Hoje, o que se percebe é que o jovem que desiste da escola, principalmente no ensino médio, o faz porque precisa gerar renda e não encontra oferta de vagas no período noturno. Uma pesquisa do Conselho Nacional de Juventude (Conjuve) também trouxe essa visão. E acreditamos que isso acaba prejudicando o jovem mais pobre na sua jornada de aprendizado, que não pode iniciar sua qualificação enquanto estuda e auxilia financeiramente a família.

O Estado, se valendo da nova legislação, está respaldado em construir sua forma de atuação. Mas nós entendemos que essa discussão tem de ser bem mais ampla, com a participação de organizações formadoras para a educação, para a juventude e, inclusive, das empresas que contratam os jovens, com pensamentos para além do ensino por si só, especialmente na rede pública.

Sabemos que o papel de pensar, de implementar o novo ensino médio, a partir dessa nova visão, é do Estado, no entanto ele ainda não encontrou dispositivos que possam vir de encontro com os anseios da sociedade, sobretudo com a necessidade do jovem em gerar renda. Isso significa que a lei do Novo Ensino Médio vem patrolando uma outra legislação que tem seus frutos comprovados.

E é preciso levantar uma discussão: a escola forma para o trabalho ou pelo trabalho? Porque se forma pelo trabalho, há que se agregar aquilo que existe e tem dado resultados em relação ao processo de formação de jovens para o mercado de trabalho e a permanência dele na escola. Mas não dá para acreditar que essa formação, apenas escolar, será adequada.

A Lei 10.097/2000 determina que o empregador se comprometa a assegurar, ao maior de 14 e menor de 24 anos inscrito em programa de aprendizagem, formação técnico-profissional metódica, compatível com o seu desenvolvimento físico, moral e psicológico, e o aprendiz, a executar com zelo e diligência as tarefas necessárias a essa formação. Ou seja, o empregador, ou o mercado profissional, também são responsáveis pela formação.

E o trabalho ainda contribui para que o jovem permaneça e conclua o ensino médio, melhore sua vida e ingresse no mercado de trabalho formal. E aí está uma grande diferença, porque na formação pelo trabalho tanto o Estado quanto a iniciativa privada estão participando. Na formação para o trabalho, essa função está atribuída apenas ao Estado, nem sempre preparado para exercê-la.

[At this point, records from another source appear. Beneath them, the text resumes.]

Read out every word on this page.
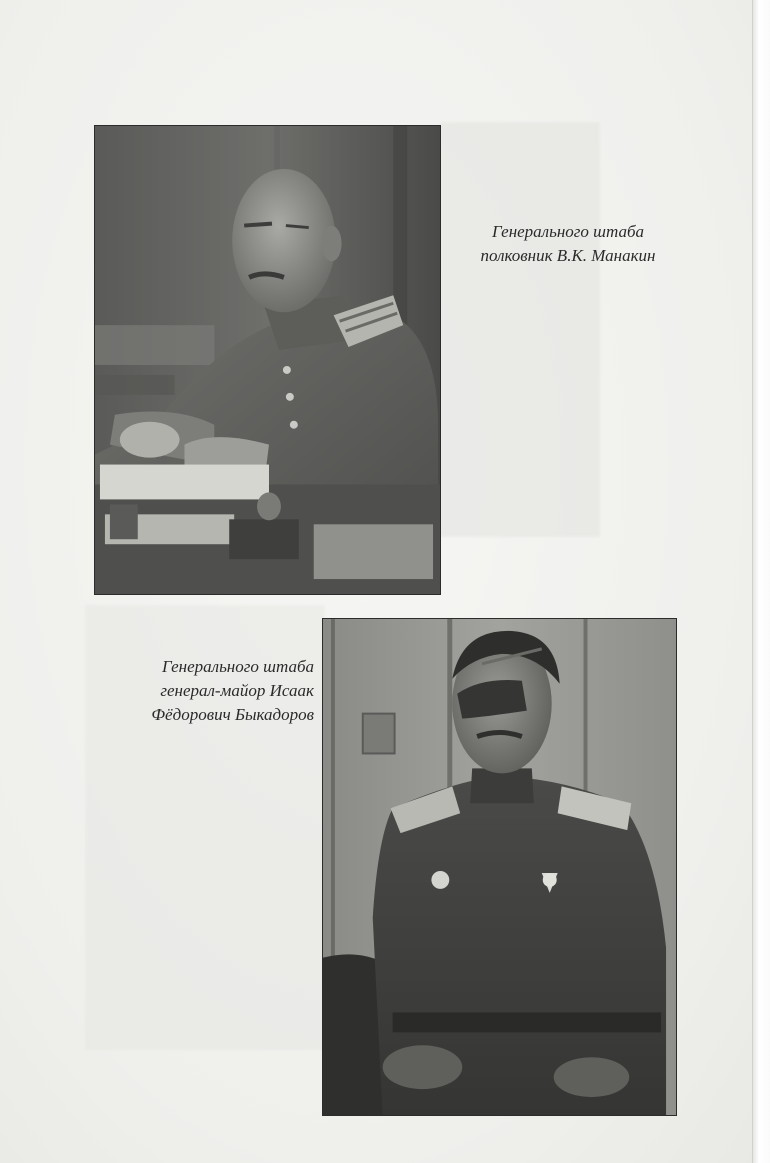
Генерального штаба
полковник В.К. Манакин
Генерального штаба
генерал-майор Исаак
Фёдорович Быкадоров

Sendo assim, a formação para o trabalho acaba se dando intramuros, dentro da escola, com pouca ou nenhuma participação da sociedade empresarial. E é preciso, urgentemente, que os governos brasileiros promovam a expansão da aprendizagem no ensino médio, por meio da articulação público-privada, como exemplos bem-sucedidos já observados em unidades da federação.

E para que isso ocorra, basta que toda essa situação seja colocada na mesa e rediscutida entre todos os que cuidam da educação brasileira, a fim de que uma legislação não prejudique aquilo que já demonstrou bons resultados, nem exclua ainda mais um jovem que vive marginalizado socialmente e pode perder a chance de se reerguer no futuro. O Brasil não tem mais tempo para reinventar a roda.